Some pages, including RSS feeds, which use XML, appear blank in Internet Explorer after Netscape 8 is installed. Although Massy didn't specify which versions of IE were affected, TechWeb confirmed the problem on systems with IE 6 running on Windows XP SP2. Massy offered up a Microsoft XML-based page as a sample.
Users' immediately weighed in with theories as to the cause of the bug, with comments posted to Microsoft's blog ranging from the dubious to the supportive.
"I really don't want to sound cynical, sarcastic or satirical, but that is one hell of a way to prevent users from switching to another browser," wrote one user identified only as "snowknight."
Talk like that quickly set off others. "Cue endless conspiracy theories about MS's 'dirty tactics,'" retorted reader Chris Beach.
Massy only threw fuel on the fire by saying that in order to fix the problem users must uninstall Netscape.
"That's just silly," said America Online spokesman Andrew Weinstein when asked about Massy's recommendation. "This is a very minor issue. The average user is never going to see an XML page. The only users who potentially might see this as a problem are programmers and developers. For the average user, it's zero."
Even so, Netscape online support representatives said they were sorry for the screw-up. "We apologize for the inconvenience that this bug has caused you," one wrote on the Netscape Brower Review forum. "This certainly isn't desired behavior. The development team is hard at work on a patch."
Weinstein confirmed that a patch was in the cards. "We're working on a fix, and should have something ready for auto update next week," he said.
Netscape 8 has been touted by AOL as a more secure browser than either IE or Microsoft's main rival, the Mozilla Foundation's Firefox.
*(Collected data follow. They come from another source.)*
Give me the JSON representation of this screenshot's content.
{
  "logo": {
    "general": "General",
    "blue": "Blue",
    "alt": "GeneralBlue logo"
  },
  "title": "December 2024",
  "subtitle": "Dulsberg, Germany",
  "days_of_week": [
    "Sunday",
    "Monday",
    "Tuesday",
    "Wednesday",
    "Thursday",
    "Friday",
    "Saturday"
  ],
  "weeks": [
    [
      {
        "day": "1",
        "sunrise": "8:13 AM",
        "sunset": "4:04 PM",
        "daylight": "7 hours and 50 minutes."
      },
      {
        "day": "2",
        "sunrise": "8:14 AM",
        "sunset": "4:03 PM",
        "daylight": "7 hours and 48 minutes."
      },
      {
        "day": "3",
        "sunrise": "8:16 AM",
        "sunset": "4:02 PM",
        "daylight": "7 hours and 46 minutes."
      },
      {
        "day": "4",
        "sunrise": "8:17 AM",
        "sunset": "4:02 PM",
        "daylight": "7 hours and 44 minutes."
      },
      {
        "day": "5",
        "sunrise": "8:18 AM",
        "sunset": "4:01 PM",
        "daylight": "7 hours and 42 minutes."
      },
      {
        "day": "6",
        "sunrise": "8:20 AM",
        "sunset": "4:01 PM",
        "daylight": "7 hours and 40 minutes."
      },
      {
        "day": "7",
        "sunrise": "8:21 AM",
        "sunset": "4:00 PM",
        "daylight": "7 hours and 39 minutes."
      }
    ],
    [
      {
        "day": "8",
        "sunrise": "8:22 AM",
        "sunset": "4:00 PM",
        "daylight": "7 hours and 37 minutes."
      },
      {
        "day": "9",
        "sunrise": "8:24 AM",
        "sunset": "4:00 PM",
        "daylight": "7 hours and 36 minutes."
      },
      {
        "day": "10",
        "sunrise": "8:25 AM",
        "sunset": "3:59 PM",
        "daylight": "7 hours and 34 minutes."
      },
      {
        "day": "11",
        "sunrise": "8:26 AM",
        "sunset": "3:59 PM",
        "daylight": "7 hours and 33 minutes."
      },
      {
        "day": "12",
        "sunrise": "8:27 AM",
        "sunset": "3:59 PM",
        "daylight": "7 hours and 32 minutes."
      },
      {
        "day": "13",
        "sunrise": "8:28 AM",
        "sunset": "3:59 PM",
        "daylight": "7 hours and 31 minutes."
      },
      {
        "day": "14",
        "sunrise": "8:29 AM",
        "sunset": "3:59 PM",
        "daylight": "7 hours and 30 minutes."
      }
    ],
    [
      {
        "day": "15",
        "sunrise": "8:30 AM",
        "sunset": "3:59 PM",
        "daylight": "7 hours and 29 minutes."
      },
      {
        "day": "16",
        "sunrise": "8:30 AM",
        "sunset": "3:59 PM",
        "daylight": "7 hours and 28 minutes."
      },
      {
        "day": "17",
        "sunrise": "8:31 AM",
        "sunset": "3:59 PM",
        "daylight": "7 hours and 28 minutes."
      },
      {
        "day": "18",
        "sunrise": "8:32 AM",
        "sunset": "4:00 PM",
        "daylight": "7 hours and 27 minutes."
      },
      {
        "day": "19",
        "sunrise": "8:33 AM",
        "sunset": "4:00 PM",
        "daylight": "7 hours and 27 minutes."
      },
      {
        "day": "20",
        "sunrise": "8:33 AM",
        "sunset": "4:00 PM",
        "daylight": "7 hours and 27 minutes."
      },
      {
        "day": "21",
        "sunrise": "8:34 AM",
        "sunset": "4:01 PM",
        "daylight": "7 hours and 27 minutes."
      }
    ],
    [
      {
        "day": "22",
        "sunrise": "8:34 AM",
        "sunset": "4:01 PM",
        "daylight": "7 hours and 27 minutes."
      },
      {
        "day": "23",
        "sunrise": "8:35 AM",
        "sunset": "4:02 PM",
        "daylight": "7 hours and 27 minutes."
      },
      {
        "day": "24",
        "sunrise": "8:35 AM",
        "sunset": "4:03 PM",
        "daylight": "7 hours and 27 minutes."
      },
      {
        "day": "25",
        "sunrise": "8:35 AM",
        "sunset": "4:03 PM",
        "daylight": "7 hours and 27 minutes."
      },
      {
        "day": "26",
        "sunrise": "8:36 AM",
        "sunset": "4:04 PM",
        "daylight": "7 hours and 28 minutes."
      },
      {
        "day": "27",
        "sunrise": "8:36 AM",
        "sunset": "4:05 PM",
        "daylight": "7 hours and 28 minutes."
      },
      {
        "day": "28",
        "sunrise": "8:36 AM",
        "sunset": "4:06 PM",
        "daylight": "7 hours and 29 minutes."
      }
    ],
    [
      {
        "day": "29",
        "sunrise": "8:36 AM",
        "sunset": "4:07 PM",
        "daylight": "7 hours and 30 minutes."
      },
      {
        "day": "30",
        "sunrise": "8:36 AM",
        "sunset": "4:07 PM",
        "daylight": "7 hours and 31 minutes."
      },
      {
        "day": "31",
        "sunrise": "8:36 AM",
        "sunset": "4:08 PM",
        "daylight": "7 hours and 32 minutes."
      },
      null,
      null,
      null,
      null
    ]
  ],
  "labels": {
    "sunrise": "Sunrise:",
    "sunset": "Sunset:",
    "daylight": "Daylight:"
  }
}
In fact, while Netscape 8 is based on Firefox code, it also uses IE's rendering engine to display some Web sites.
One of the mysteries of the Netscape goof is that in order to correct the problem, users must not only uninstall that browser, but also must manually edit the Windows Registry, a scary thought for most users, and a practice even Microsoft traditionally warns against.
"If Netscape 8 remains installed, then the registry key is continually rewritten," said Microsoft's Massy in explaining why users had to muck in the Registry.
"We didn't intentionally change that registry key," said Netscape support.
"I don't know why the key was changed," said Weinstein. "But I imagine, since Netscape uses IE's engine, that it's to do with that."
This is the second embarrassment to Netscape in as many weeks. Just hours after it launched on May 19, AOL updated the browser to patch three security vulnerabilities in the Firefox-based code.